Added by Jared Blitz
Masada is infamous for its sunrise. It starts off with vibrant blues, purples, and pinks before turning everything on the mountain gold, including the Dead Sea that lies below.
Before it was known for its sunrise, Masada was an ancient fortress atop a mountain plateau constructed under the rule of King Herod the Great sometime between 37 and 31 BCE. Long story short, as the story goes Masada fell to the Romans in 73 CE after the Jewish Zealots running the fortress slayed their own women and children before committing suicide rather than being overtaken by the enemy and enslaved or murdered.
Since I wasn't responsible for the logistics of this iconic hike, I'm including directions from Wikitravel. It states:
"Most people access Masada from the eastern side near Road 90, which runs down the Israeli coast of the Dead Sea. The less used option is Road 3199 from Arad to the western side. The road ends at a parking lot, from which there is a comparatively easy 15-20 minute ascent to the top.

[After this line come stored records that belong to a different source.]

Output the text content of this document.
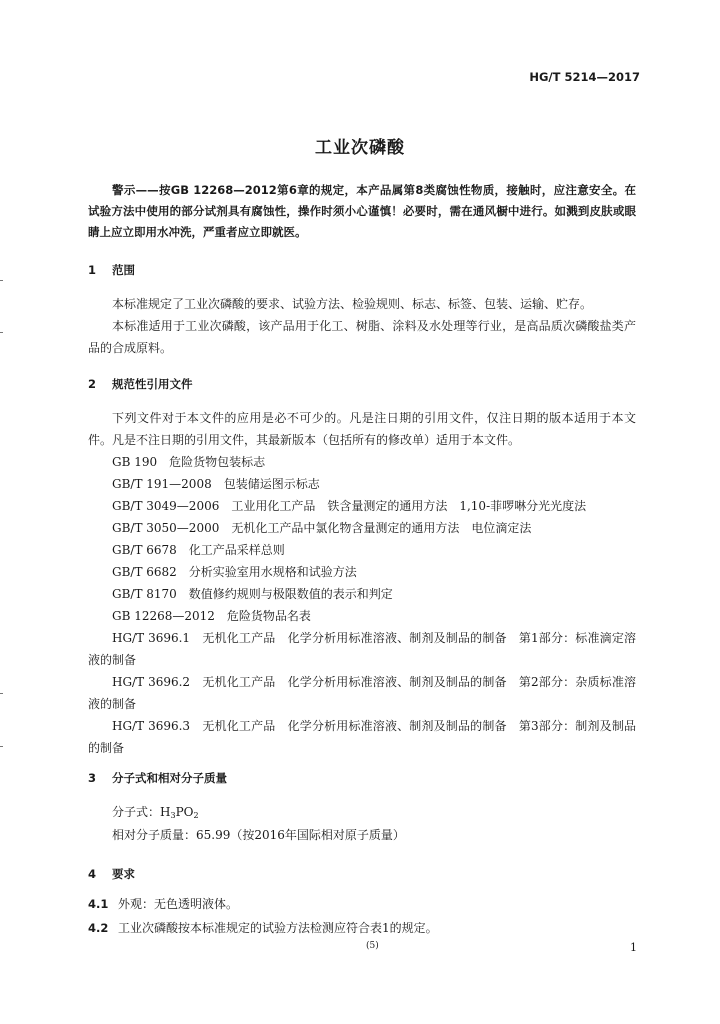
HG/T 5214—2017
工业次磷酸
警示——按GB 12268—2012第6章的规定，本产品属第8类腐蚀性物质，接触时，应注意安全。在试验方法中使用的部分试剂具有腐蚀性，操作时须小心谨慎！必要时，需在通风橱中进行。如溅到皮肤或眼睛上应立即用水冲洗，严重者应立即就医。
1 范围
本标准规定了工业次磷酸的要求、试验方法、检验规则、标志、标签、包装、运输、贮存。
本标准适用于工业次磷酸，该产品用于化工、树脂、涂料及水处理等行业，是高品质次磷酸盐类产品的合成原料。
2 规范性引用文件
下列文件对于本文件的应用是必不可少的。凡是注日期的引用文件，仅注日期的版本适用于本文件。凡是不注日期的引用文件，其最新版本（包括所有的修改单）适用于本文件。
GB 190　危险货物包装标志
GB/T 191—2008　包装储运图示标志
GB/T 3049—2006　工业用化工产品　铁含量测定的通用方法　1,10-菲啰啉分光光度法
GB/T 3050—2000　无机化工产品中氯化物含量测定的通用方法　电位滴定法
GB/T 6678　化工产品采样总则
GB/T 6682　分析实验室用水规格和试验方法
GB/T 8170　数值修约规则与极限数值的表示和判定
GB 12268—2012　危险货物品名表
HG/T 3696.1　无机化工产品　化学分析用标准溶液、制剂及制品的制备　第1部分：标准滴定溶液的制备
HG/T 3696.2　无机化工产品　化学分析用标准溶液、制剂及制品的制备　第2部分：杂质标准溶液的制备
HG/T 3696.3　无机化工产品　化学分析用标准溶液、制剂及制品的制备　第3部分：制剂及制品的制备
3 分子式和相对分子质量
分子式：$H_3PO_2$
相对分子质量：65.99（按2016年国际相对原子质量）
4 要求
4.1 外观：无色透明液体。
4.2 工业次磷酸按本标准规定的试验方法检测应符合表1的规定。
(5)	1
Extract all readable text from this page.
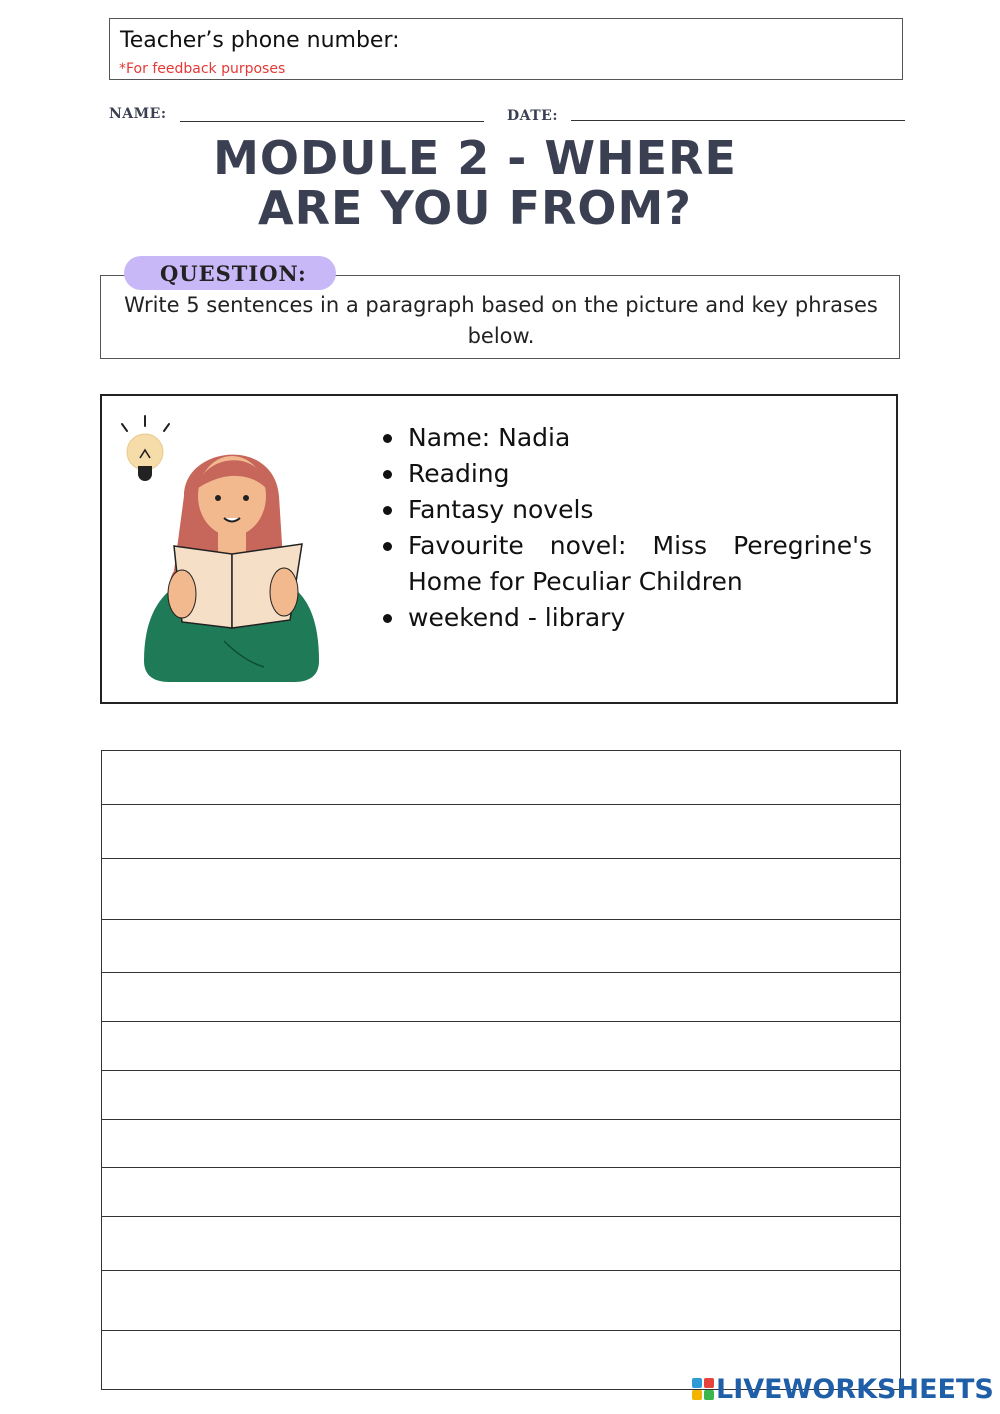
Teacher’s phone number:
*For feedback purposes
NAME:	DATE:
MODULE 2 - WHERE
ARE YOU FROM?
Write 5 sentences in a paragraph based on the picture and key phrases below.
QUESTION:
Name: Nadia
Reading
Fantasy novels
Favourite novel: Miss Peregrine's Home for Peculiar Children
weekend - library
LIVEWORKSHEETS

By bus you can get to Masada with line 486 from Jerusalem or Ein Gedi or with line 421 from Tel Aviv Arlozorov - Terminal 2000 via Ein Bokek (Dep. 09:00 Su-F and 12:00 M-Th from Tel Aviv, 13:13 Su-F and 16:13 M-Th from Masada, 2h40, ₪84.20 return). The buses stop at the main entrance from Road 90, and the price is quite expensive (₪40 from Jerusalem, ₪36 with a student discount)."
I approached from the aforementioned west side of the mountain, which is the easy 15-20 minute hike. That is probably the way I'd recommend ascending since the whole reason is to watch the sunrise. The sunrise really is as magical as everyone says. It was one of the more memorable experiences I have had hiking in the early morning. Overlooking the Dead Sea (that is rapidly disappearing due to drought) adds to the experience if you're interested in the history of the area.

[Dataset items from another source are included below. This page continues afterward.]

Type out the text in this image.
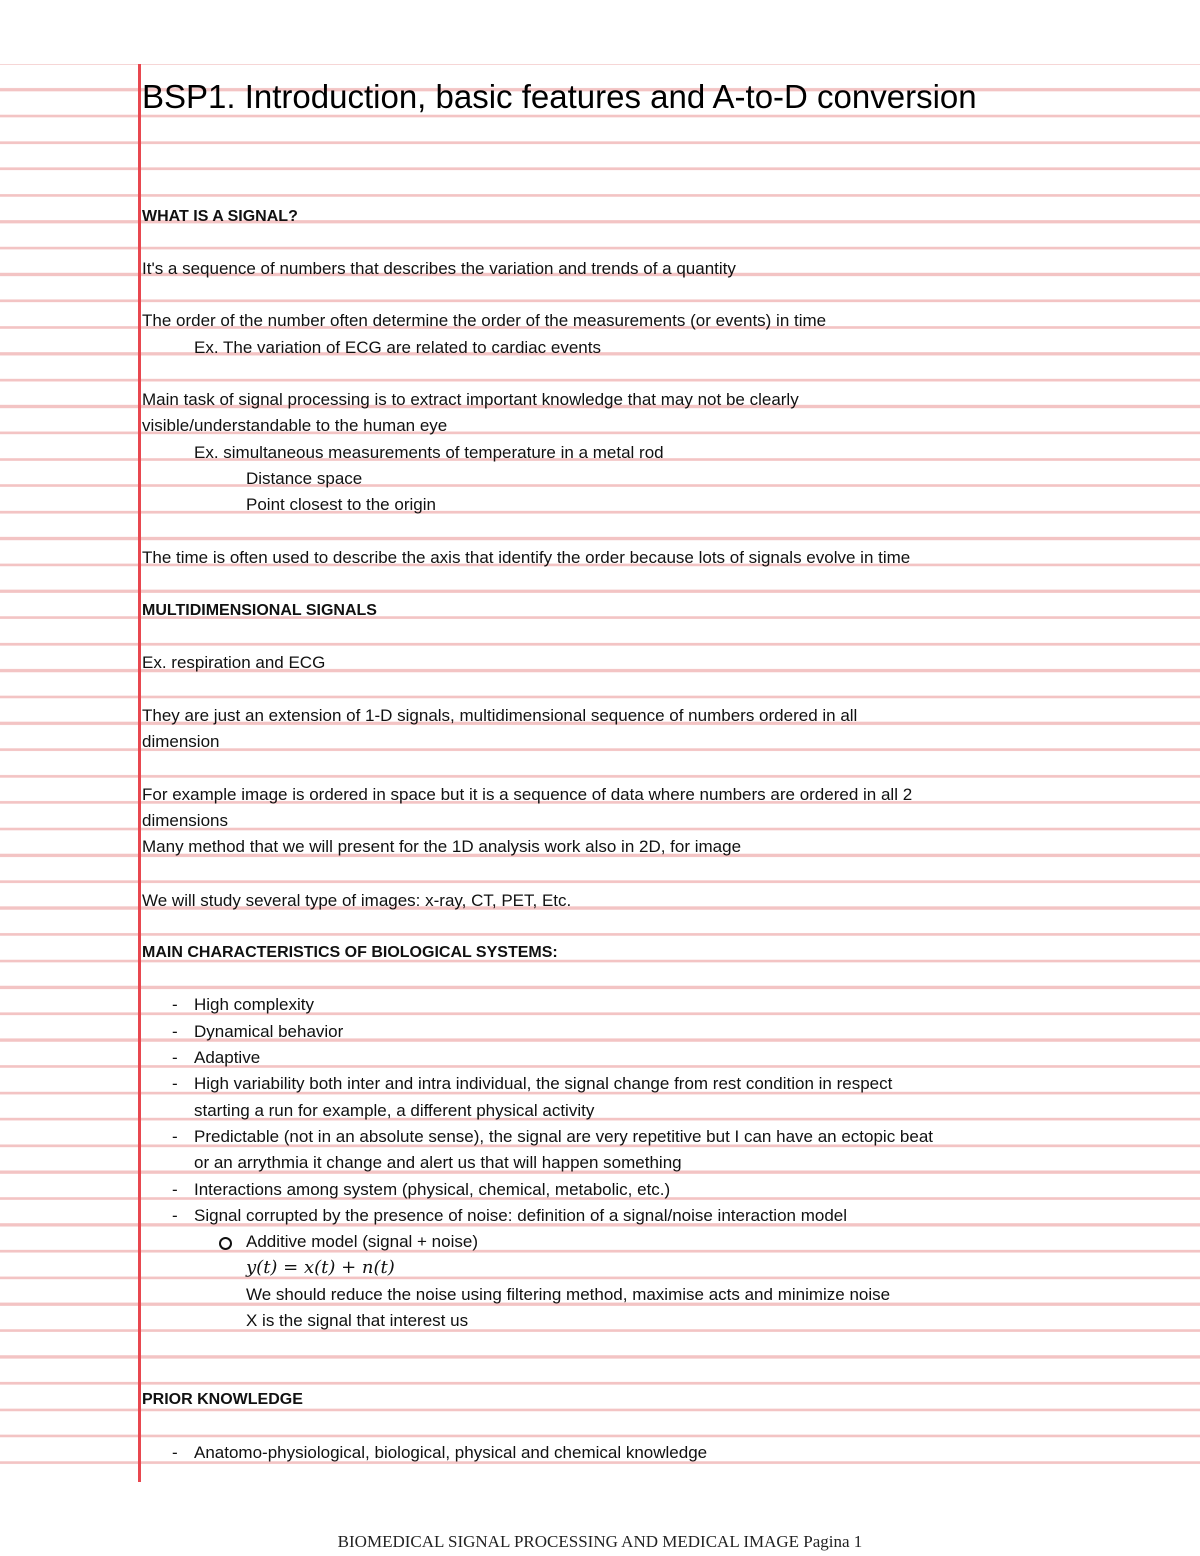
BSP1. Introduction, basic features and A-to-D conversion

WHAT IS A SIGNAL?

It's a sequence of numbers that describes the variation and trends of a quantity

The order of the number often determine the order of the measurements (or events) in time

Ex. The variation of ECG are related to cardiac events

Main task of signal processing is to extract important knowledge that may not be clearly

visible/understandable to the human eye

Ex. simultaneous measurements of temperature in a metal rod

Distance space

Point closest to the origin

The time is often used to describe the axis that identify the order because lots of signals evolve in time

MULTIDIMENSIONAL SIGNALS

Ex. respiration and ECG

They are just an extension of 1-D signals, multidimensional sequence of numbers ordered in all

dimension

For example image is ordered in space but it is a sequence of data where numbers are ordered in all 2

dimensions

Many method that we will present for the 1D analysis work also in 2D, for image

We will study several type of images: x-ray, CT, PET, Etc.

MAIN CHARACTERISTICS OF BIOLOGICAL SYSTEMS:

- High complexity

- Dynamical behavior

- Adaptive

- High variability both inter and intra individual, the signal change from rest condition in respect

starting a run for example, a different physical activity

- Predictable (not in an absolute sense), the signal are very repetitive but I can have an ectopic beat

or an arrythmia it change and alert us that will happen something

- Interactions among system (physical, chemical, metabolic, etc.)

- Signal corrupted by the presence of noise: definition of a signal/noise interaction model

Additive model (signal + noise)

y(t) = x(t) + n(t)

We should reduce the noise using filtering method, maximise acts and minimize noise

X is the signal that interest us

PRIOR KNOWLEDGE

- Anatomo-physiological, biological, physical and chemical knowledge

BIOMEDICAL SIGNAL PROCESSING AND MEDICAL IMAGE Pagina 1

Prior to leaving, you can walk around and see old bath houses and other architecture that archaeologists have uncovered and preserved. The engineering is really impressive considering the historical era and how difficult it is to get water on top of a mountain in the desert.
When you're done exploring Masada, hike down the 2.5 mile "Snake Path" along the mountainside. Basically, it's 2.5 miles of switchbacks. The difficulty only lies in the fact that switchbacks are boring and you're fully exposed to the sun, so if you're hiking during the summer it can be a little rough. The end does offer another treat, however, with a couple of fresh-squeezed juice bars waiting for your business, offering a cheap (I remember it being roughly 50 cents US for about 20 oz) reprieve from the heat.
If you don't feel like hiking down there is a cable car you can ride for about $20US.